In the first episode, Jen finds a cat and adopts it, taking it home and naming it, of all things, Jizzlord. However, we learn at the end of the episode that this is no mere cat when it turns into a man (Luke Rollason). A very naked, forlorn-looking man. It turns out that Jizzlord has been a cat for three years before he finally turns back into a human, and he has no memory of his previous life. He even has to learn how to be a man again, leading to some pretty funny, endearing gags.
Jizzlord rounds out the quartet of main characters, and the series mostly focuses on these young adults finding their way through a super-powered world. Carrie uses her power to speak for the dead as a lawyer, and Kash decides to use his powers for good by assembling a team of “vigilantes” to fight crime. Jen ends up helping Carrie with one job assignment in particular that has to do with a misogynistic country singer, and Jizzlord helps Kash with his vigilante group. There’s an easy camaraderie between the four main cast members, and you have no doubt that you’re seeing true friends portrayed on-screen. (Even the guy who used to be a cat!)
Where the show falters somewhat is that some of its gags are a little too predictable, and sometimes very cringey. Some of the jokes are truly hilarious; others, you know they’re supposed to be funny, but they just don’t get there.
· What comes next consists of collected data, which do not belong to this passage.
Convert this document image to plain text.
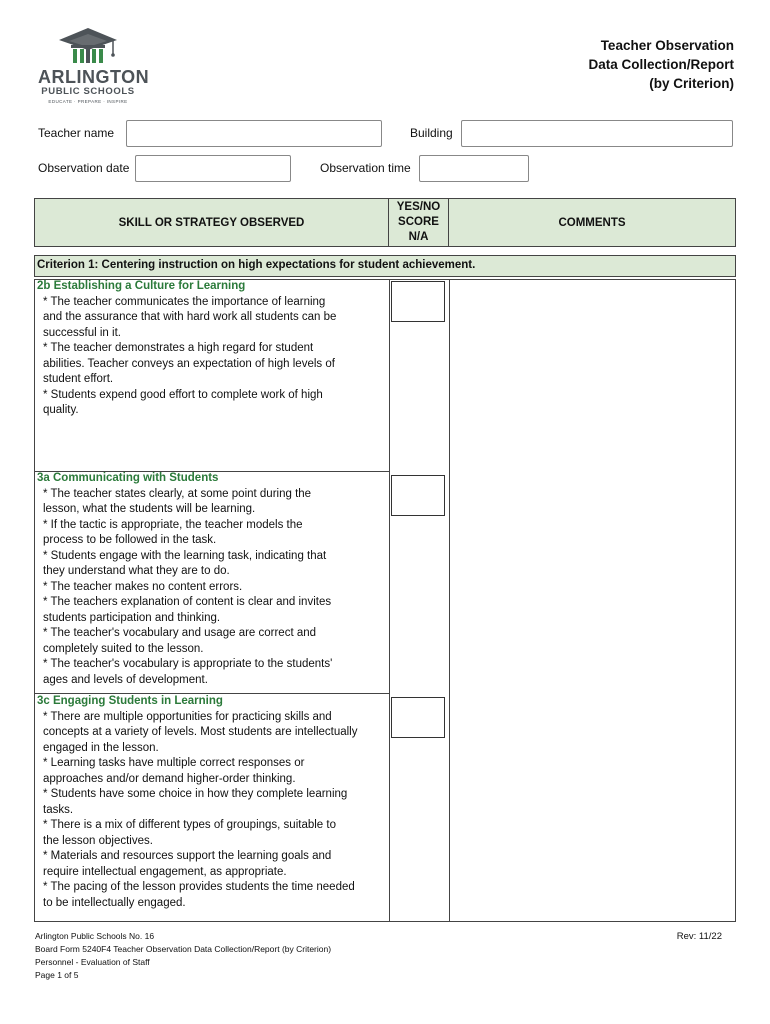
ARLINGTON
PUBLIC SCHOOLS
EDUCATE · PREPARE · INSPIRE
Teacher Observation
Data Collection/Report
(by Criterion)
Teacher name	Building
Observation date	Observation time
SKILL OR STRATEGY OBSERVED
YES/NO
SCORE
N/A
COMMENTS
Criterion 1: Centering instruction on high expectations for student achievement.
2b Establishing a Culture for Learning
* The teacher communicates the importance of learning
and the assurance that with hard work all students can be
successful in it.
* The teacher demonstrates a high regard for student
abilities. Teacher conveys an expectation of high levels of
student effort.
* Students expend good effort to complete work of high
quality.
3a Communicating with Students
* The teacher states clearly, at some point during the
lesson, what the students will be learning.
* If the tactic is appropriate, the teacher models the
process to be followed in the task.
* Students engage with the learning task, indicating that
they understand what they are to do.
* The teacher makes no content errors.
* The teachers explanation of content is clear and invites
students participation and thinking.
* The teacher's vocabulary and usage are correct and
completely suited to the lesson.
* The teacher's vocabulary is appropriate to the students'
ages and levels of development.
3c Engaging Students in Learning
* There are multiple opportunities for practicing skills and
concepts at a variety of levels. Most students are intellectually
engaged in the lesson.
* Learning tasks have multiple correct responses or
approaches and/or demand higher-order thinking.
* Students have some choice in how they complete learning
tasks.
* There is a mix of different types of groupings, suitable to
the lesson objectives.
* Materials and resources support the learning goals and
require intellectual engagement, as appropriate.
* The pacing of the lesson provides students the time needed
to be intellectually engaged.
Arlington Public Schools No. 16
Board Form 5240F4 Teacher Observation Data Collection/Report (by Criterion)
Personnel - Evaluation of Staff
Page 1 of 5
Rev: 11/22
I wanted to laugh out loud more than I actually did, but the show is amusing at times — and Jizzlord, especially, is very endearing in his naïveté. The ultimate message behind the show is hammered home a little too heavy-handedly, with multiple characters telling Jen she needs to learn to accept herself as she is and stop worrying about why she doesn’t have a power yet. Of course, she doesn’t listen to them, and it’s debatable whether she actually learns to love herself by the end of the season.
The characters are all very flawed individuals, even the ones who seem to have it all together. That’s a strong aspect of the show — you do grow to care for these characters, even if sometimes, they do things you don’t like, and you want to pull them through the screen and shake some sense into them. This is never more evident than in Episode 5, “The Jen Show,” where Carrie begins to see that her best friend sometimes only thinks of herself. It’s possibly the best episode, with some laughs, but mostly some serious introspection for Carrie, who really shines.
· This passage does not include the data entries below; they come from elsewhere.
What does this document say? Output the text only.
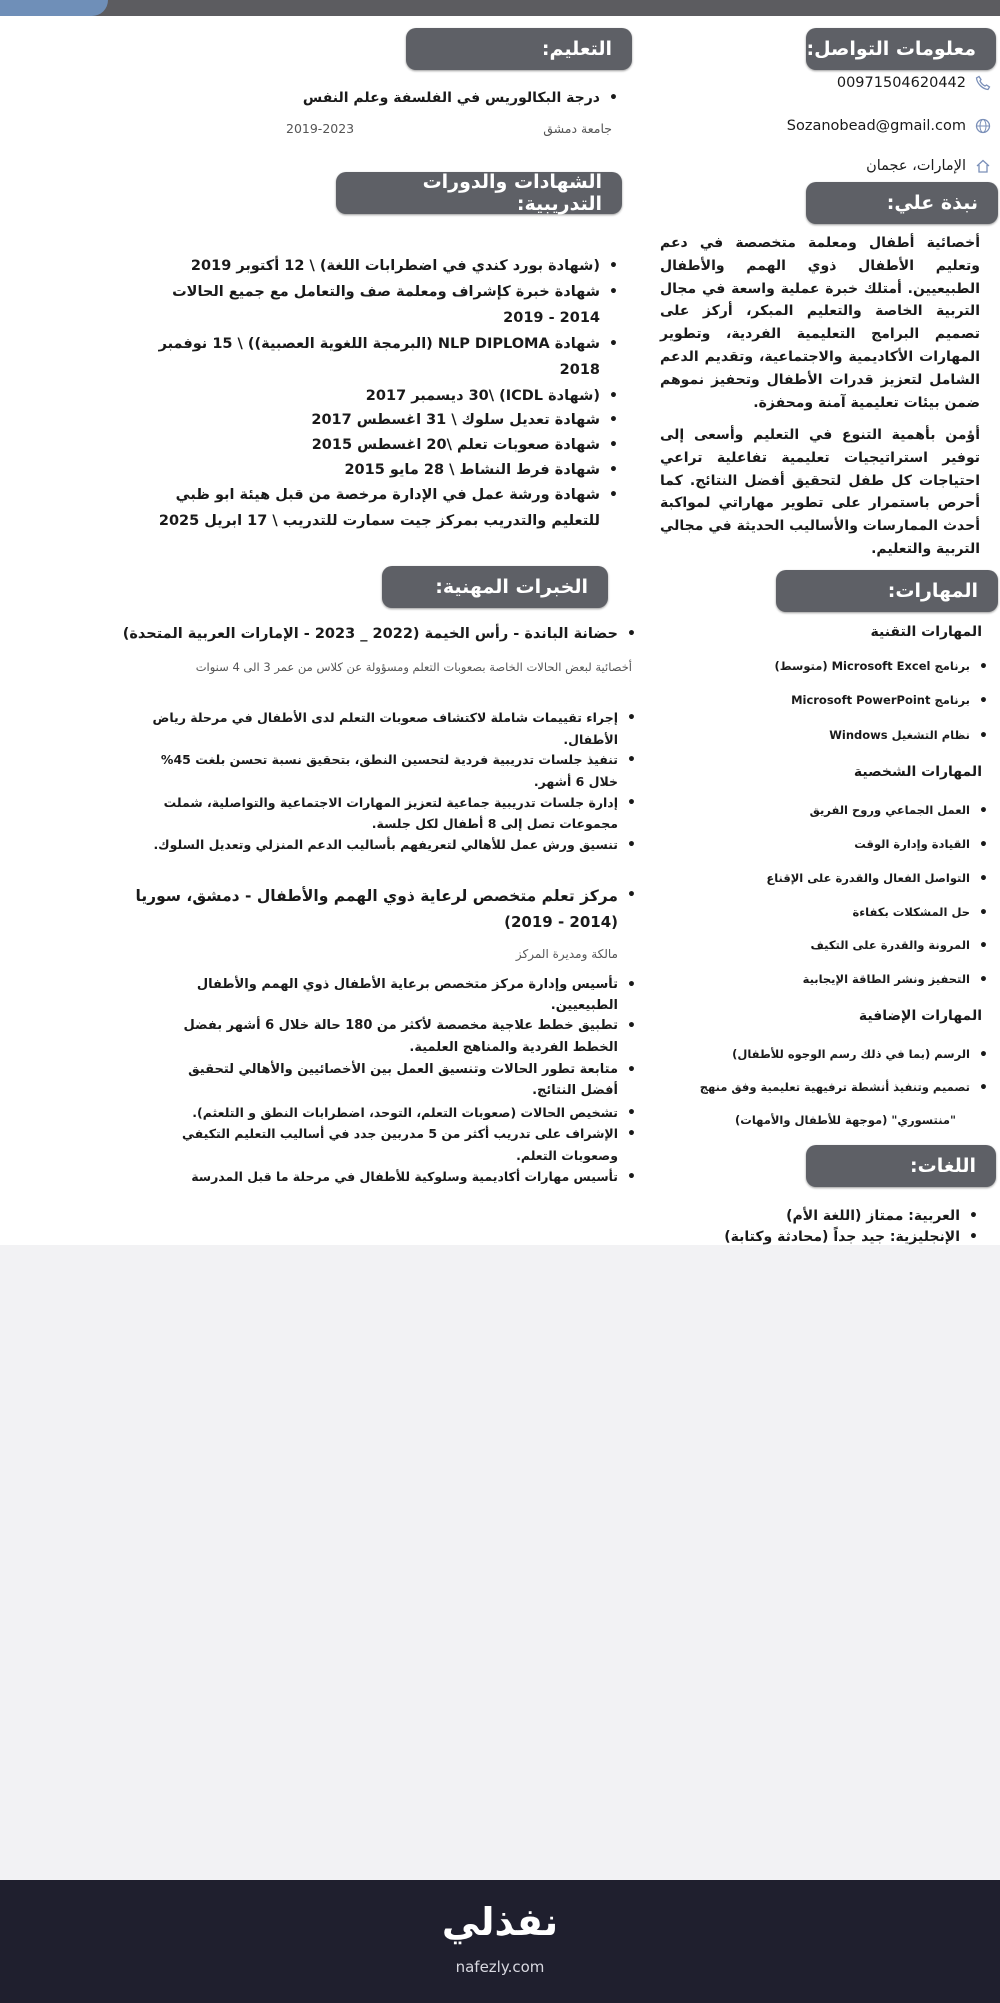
معلومات التواصل:
00971504620442
Sozanobead@gmail.com
الإمارات، عجمان
نبذة علي:
أخصائية أطفال ومعلمة متخصصة في دعم وتعليم الأطفال ذوي الهمم والأطفال الطبيعيين. أمتلك خبرة عملية واسعة في مجال التربية الخاصة والتعليم المبكر، أركز على تصميم البرامج التعليمية الفردية، وتطوير المهارات الأكاديمية والاجتماعية، وتقديم الدعم الشامل لتعزيز قدرات الأطفال وتحفيز نموهم ضمن بيئات تعليمية آمنة ومحفزة.
أؤمن بأهمية التنوع في التعليم وأسعى إلى توفير استراتيجيات تعليمية تفاعلية تراعي احتياجات كل طفل لتحقيق أفضل النتائج. كما أحرص باستمرار على تطوير مهاراتي لمواكبة أحدث الممارسات والأساليب الحديثة في مجالي التربية والتعليم.
المهارات:
المهارات التقنية
• برنامج Microsoft Excel (متوسط)
• برنامج Microsoft PowerPoint
• نظام التشغيل Windows
المهارات الشخصية
• العمل الجماعي وروح الفريق
• القيادة وإدارة الوقت
• التواصل الفعال والقدرة على الإقناع
• حل المشكلات بكفاءة
• المرونة والقدرة على التكيف
• التحفيز ونشر الطاقة الإيجابية
المهارات الإضافية
• الرسم (بما في ذلك رسم الوجوه للأطفال)
• تصميم وتنفيذ أنشطة ترفيهية تعليمية وفق منهج
"منتسوري" (موجهة للأطفال والأمهات)
اللغات:
• العربية: ممتاز (اللغة الأم)
• الإنجليزية: جيد جداً (محادثة وكتابة)
التعليم:
• درجة البكالوريس في الفلسفة وعلم النفس
جامعة دمشق
2019-2023
الشهادات والدورات التدريبية:
• (شهادة بورد كندي في اضطرابات اللغة) \ 12 أكتوبر 2019
• شهادة خبرة كإشراف ومعلمة صف والتعامل مع جميع الحالات
2014 - 2019
• شهادة NLP DIPLOMA (البرمجة اللغوية العصبية)) \ 15 نوفمبر
2018
• (شهادة ICDL) \30 ديسمبر 2017
• شهادة تعديل سلوك \ 31 اغسطس 2017
• شهادة صعوبات تعلم \20 اغسطس 2015
• شهادة فرط النشاط \ 28 مايو 2015
• شهادة ورشة عمل في الإدارة مرخصة من قبل هيئة ابو ظبي
للتعليم والتدريب بمركز جيت سمارت للتدريب \ 17 ابريل 2025
الخبرات المهنية:
• حضانة الباندة - رأس الخيمة (2022 _ 2023 - الإمارات العربية المتحدة)
أخصائية لبعض الحالات الخاصة بصعوبات التعلم ومسؤولة عن كلاس من عمر 3 الى 4 سنوات
• إجراء تقييمات شاملة لاكتشاف صعوبات التعلم لدى الأطفال في مرحلة رياض
الأطفال.
• تنفيذ جلسات تدريبية فردية لتحسين النطق، بتحقيق نسبة تحسن بلغت 45%
خلال 6 أشهر.
• إدارة جلسات تدريبية جماعية لتعزيز المهارات الاجتماعية والتواصلية، شملت
مجموعات تصل إلى 8 أطفال لكل جلسة.
• تنسيق ورش عمل للأهالي لتعريفهم بأساليب الدعم المنزلي وتعديل السلوك.
• مركز تعلم متخصص لرعاية ذوي الهمم والأطفال - دمشق، سوريا
(2014 - 2019)
مالكة ومديرة المركز
• تأسيس وإدارة مركز متخصص برعاية الأطفال ذوي الهمم والأطفال
الطبيعيين.
• تطبيق خطط علاجية مخصصة لأكثر من 180 حالة خلال 6 أشهر بفضل
الخطط الفردية والمناهج العلمية.
• متابعة تطور الحالات وتنسيق العمل بين الأخصائيين والأهالي لتحقيق
أفضل النتائج.
• تشخيص الحالات (صعوبات التعلم، التوحد، اضطرابات النطق و التلعثم).
• الإشراف على تدريب أكثر من 5 مدربين جدد في أساليب التعليم التكيفي
وصعوبات التعلم.
• تأسيس مهارات أكاديمية وسلوكية للأطفال في مرحلة ما قبل المدرسة
نفذلي
nafezly.com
It’s not entirely clear whether Jen ever realizes the error of her ways. After all, her main struggle is with her lack of powers. You have to wonder if her power would come to her if she just learned not only to love herself but also to appreciate the challenges others face and focus on someone else for a change. All in all, Extraordinary is an enjoyable comedy with some funny moments and an endearing story at its heart. Maybe you won’t laugh as much as you’d hoped, but you will have a fun ride regardless.
All eight episodes of Extraordinary will premiere January 25 on Hulu.